Catching criminals from the comfort of the dorm
By Joshua Henreckson | Contributor
Spare time can be hard to come by at Taylor. For an introvert like me, the daily routine on campus can often feel like walking a tightrope between academic and social commitments. And sleep? Forget about it.
So what happens when you also need to fit a job into the mix? Most students turn to on-campus employment, but I’ve taken a different approach.
For the past three and a half years, I’ve worked for a company called Next Wave Security Solutions. If you don’t own a fast food restaurant, you’ve probably never heard of it. Next Wave monitors security footage from fast food chains like Burger King and Hardee’s to prevent employee theft.
From the outside, fast food drive-thru service might seem very mechanical and streamlined, but many restaurants are full of human error. Sometimes this is accidental, but occasionally employees intentionally leverage these loopholes to drain cash out of the system and into their pockets.
All of these restaurants have security recordings of each food order they fill, but most of the time this potential evidence goes to waste. That’s where I come in.
Next Wave hired me as a remote employee, which means I’m usually wrapped in a blanket on my bed and sipping tea while I work. I’m assigned a handful of restaurants each week, and I can log in at any time to review their footage. Thankfully, a computer program highlights clips of any suspicious orders, such as refunds or orders where customers receive free food from unusual discounts. Using these recordings, I can get a good sense of what’s happened over the last week in about two hours.
You might think that watching security footage for several hours would become mind-numbingly boring. To some extent, you’d be right. Fortunately, though, strange situations often pop up to make the job interesting for me.
My biggest bust came just a few months into the job, at a burger fast food chain. Half the team was in on the scam, including several managers and at least a half dozen employees. Each day they stole hundreds of dollars, collected the cash, and handed it out the drive through window in paper bags at night.
Every once in a while, I’d find myself watching squabbles between employees and customers forced to wait longer than usual.
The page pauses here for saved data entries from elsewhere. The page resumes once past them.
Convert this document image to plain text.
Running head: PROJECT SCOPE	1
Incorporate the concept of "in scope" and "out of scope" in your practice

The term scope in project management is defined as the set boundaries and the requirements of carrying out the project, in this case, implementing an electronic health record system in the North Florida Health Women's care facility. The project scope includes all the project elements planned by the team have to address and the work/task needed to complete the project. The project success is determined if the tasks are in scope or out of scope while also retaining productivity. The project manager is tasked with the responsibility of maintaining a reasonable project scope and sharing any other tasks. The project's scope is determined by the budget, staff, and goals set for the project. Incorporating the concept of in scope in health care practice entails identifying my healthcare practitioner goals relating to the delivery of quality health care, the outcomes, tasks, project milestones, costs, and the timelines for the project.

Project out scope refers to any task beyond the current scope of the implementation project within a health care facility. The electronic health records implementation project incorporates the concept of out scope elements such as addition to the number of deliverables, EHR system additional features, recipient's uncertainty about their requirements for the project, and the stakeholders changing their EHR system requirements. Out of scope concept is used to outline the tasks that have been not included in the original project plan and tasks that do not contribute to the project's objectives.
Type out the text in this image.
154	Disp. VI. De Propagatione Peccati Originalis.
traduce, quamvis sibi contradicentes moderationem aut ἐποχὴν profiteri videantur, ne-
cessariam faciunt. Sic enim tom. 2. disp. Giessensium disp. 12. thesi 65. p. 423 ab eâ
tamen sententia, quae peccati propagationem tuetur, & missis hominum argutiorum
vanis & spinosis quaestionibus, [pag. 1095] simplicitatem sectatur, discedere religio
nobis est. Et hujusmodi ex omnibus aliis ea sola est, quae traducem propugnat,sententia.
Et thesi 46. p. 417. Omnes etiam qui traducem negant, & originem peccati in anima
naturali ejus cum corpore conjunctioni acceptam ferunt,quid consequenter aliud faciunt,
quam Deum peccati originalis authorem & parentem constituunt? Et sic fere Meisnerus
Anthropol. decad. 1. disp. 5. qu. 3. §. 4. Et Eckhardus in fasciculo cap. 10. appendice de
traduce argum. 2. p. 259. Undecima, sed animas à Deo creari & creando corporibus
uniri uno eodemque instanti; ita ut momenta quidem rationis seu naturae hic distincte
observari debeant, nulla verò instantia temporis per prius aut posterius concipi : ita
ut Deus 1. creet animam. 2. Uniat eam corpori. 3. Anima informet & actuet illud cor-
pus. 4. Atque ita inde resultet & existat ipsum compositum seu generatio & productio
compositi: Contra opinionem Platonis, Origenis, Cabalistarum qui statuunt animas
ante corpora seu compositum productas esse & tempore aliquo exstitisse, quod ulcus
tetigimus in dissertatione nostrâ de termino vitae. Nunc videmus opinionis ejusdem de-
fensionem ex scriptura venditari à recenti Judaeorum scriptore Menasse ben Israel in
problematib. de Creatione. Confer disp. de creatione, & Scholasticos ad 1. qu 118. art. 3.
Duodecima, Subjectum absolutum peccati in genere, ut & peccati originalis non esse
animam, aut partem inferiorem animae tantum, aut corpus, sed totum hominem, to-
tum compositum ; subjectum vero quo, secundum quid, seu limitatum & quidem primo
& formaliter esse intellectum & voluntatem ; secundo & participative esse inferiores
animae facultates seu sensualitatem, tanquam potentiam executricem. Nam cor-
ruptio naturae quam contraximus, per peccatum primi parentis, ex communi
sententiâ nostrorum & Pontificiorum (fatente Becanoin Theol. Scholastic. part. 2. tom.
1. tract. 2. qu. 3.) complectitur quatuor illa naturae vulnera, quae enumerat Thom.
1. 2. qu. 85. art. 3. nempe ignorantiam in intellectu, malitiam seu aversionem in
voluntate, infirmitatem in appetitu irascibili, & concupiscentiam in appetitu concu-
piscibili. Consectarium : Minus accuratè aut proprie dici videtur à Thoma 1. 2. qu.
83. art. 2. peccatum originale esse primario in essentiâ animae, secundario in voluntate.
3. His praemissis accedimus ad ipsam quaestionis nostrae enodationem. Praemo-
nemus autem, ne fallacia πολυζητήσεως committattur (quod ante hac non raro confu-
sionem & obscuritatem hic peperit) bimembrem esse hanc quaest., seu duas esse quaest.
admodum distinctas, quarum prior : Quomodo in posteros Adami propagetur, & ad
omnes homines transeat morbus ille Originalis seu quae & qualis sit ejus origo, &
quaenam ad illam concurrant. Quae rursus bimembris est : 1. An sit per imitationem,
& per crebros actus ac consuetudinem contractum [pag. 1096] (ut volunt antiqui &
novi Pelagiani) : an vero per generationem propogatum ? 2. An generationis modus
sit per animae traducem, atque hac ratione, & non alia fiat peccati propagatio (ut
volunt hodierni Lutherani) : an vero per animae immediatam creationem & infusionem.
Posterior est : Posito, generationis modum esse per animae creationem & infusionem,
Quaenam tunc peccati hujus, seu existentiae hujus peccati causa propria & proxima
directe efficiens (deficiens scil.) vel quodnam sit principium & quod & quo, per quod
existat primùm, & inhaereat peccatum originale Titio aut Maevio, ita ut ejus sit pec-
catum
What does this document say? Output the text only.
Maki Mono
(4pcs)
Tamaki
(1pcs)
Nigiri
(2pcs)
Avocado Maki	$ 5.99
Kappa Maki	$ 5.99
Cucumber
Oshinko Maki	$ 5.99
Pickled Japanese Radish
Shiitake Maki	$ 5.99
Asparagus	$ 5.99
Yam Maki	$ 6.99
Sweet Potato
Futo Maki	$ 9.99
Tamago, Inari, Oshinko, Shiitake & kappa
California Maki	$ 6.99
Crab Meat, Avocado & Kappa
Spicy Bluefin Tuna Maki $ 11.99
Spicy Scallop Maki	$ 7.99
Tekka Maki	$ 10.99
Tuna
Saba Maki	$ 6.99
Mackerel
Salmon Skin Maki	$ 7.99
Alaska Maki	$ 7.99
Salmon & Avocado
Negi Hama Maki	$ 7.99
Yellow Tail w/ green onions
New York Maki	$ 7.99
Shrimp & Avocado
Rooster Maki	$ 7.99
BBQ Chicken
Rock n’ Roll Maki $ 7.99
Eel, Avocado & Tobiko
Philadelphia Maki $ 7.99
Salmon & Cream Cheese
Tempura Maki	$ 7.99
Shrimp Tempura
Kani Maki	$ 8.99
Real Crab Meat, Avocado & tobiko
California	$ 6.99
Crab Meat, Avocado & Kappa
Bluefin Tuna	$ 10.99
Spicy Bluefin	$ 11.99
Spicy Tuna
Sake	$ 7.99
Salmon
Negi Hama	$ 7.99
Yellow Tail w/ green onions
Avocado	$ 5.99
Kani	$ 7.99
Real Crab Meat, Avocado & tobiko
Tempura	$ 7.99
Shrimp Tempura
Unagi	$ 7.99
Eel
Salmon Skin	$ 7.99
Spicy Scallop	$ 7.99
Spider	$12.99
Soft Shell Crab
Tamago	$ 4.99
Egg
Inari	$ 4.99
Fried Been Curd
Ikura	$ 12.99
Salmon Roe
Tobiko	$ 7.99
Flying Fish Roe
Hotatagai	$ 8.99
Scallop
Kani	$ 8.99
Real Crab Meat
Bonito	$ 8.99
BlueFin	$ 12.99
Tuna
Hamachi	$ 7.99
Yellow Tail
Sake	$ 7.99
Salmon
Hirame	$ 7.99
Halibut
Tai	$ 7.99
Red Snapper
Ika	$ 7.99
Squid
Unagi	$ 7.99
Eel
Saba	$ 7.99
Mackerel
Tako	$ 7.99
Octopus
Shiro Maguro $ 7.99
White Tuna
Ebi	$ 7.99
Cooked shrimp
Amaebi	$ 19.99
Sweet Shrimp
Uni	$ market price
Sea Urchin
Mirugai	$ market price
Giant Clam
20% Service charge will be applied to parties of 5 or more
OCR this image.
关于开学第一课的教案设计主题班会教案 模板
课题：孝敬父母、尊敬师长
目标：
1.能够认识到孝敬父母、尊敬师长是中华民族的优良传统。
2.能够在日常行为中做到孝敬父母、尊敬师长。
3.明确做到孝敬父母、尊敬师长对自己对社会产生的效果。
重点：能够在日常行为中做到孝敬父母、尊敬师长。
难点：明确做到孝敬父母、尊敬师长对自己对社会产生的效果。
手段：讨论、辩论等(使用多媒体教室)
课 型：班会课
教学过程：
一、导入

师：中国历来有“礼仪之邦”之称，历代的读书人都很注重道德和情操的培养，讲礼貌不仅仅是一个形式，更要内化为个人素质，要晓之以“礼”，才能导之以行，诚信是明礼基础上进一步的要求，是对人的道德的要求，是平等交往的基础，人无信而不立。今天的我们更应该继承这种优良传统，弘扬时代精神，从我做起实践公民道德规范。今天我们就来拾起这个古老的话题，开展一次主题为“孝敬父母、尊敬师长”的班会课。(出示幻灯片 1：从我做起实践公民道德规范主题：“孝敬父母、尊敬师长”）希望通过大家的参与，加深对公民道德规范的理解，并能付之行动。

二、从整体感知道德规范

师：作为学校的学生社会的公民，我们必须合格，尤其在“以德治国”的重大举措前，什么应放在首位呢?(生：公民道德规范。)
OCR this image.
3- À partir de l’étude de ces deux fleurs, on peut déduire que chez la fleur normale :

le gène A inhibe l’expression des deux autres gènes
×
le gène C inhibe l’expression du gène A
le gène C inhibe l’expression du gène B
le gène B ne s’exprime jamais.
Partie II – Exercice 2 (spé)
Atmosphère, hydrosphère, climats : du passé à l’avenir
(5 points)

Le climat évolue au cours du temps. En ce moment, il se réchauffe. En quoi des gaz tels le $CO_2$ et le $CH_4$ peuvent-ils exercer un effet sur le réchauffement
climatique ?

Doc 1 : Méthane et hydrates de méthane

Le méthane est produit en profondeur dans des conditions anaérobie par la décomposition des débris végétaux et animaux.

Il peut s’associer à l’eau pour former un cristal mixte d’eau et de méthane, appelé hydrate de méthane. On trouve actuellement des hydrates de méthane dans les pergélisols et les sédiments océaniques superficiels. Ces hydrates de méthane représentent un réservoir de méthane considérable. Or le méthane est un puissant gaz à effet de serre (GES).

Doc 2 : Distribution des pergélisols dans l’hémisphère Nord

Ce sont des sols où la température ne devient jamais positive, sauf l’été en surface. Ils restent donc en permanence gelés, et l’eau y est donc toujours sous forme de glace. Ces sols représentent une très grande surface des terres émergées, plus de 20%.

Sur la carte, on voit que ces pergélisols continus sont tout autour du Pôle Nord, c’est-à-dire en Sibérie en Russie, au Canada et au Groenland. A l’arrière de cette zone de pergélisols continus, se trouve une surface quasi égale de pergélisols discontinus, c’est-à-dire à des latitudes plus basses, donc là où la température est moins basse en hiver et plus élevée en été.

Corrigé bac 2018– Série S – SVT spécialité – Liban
Generally they would only exchange harsh words, which I couldn’t hear because the security footage doesn’t record sound. Sometimes, customers would snap and throw drinks and cold fries back through the product window. Once a customer followed this up by trying to punch an employee.
Working for Next Wave has been an unusual but rewarding experience. And while I don’t know if I’ll ever get a full night of sleep at Taylor, the job has helped me walk the tightrope better than I could have otherwise.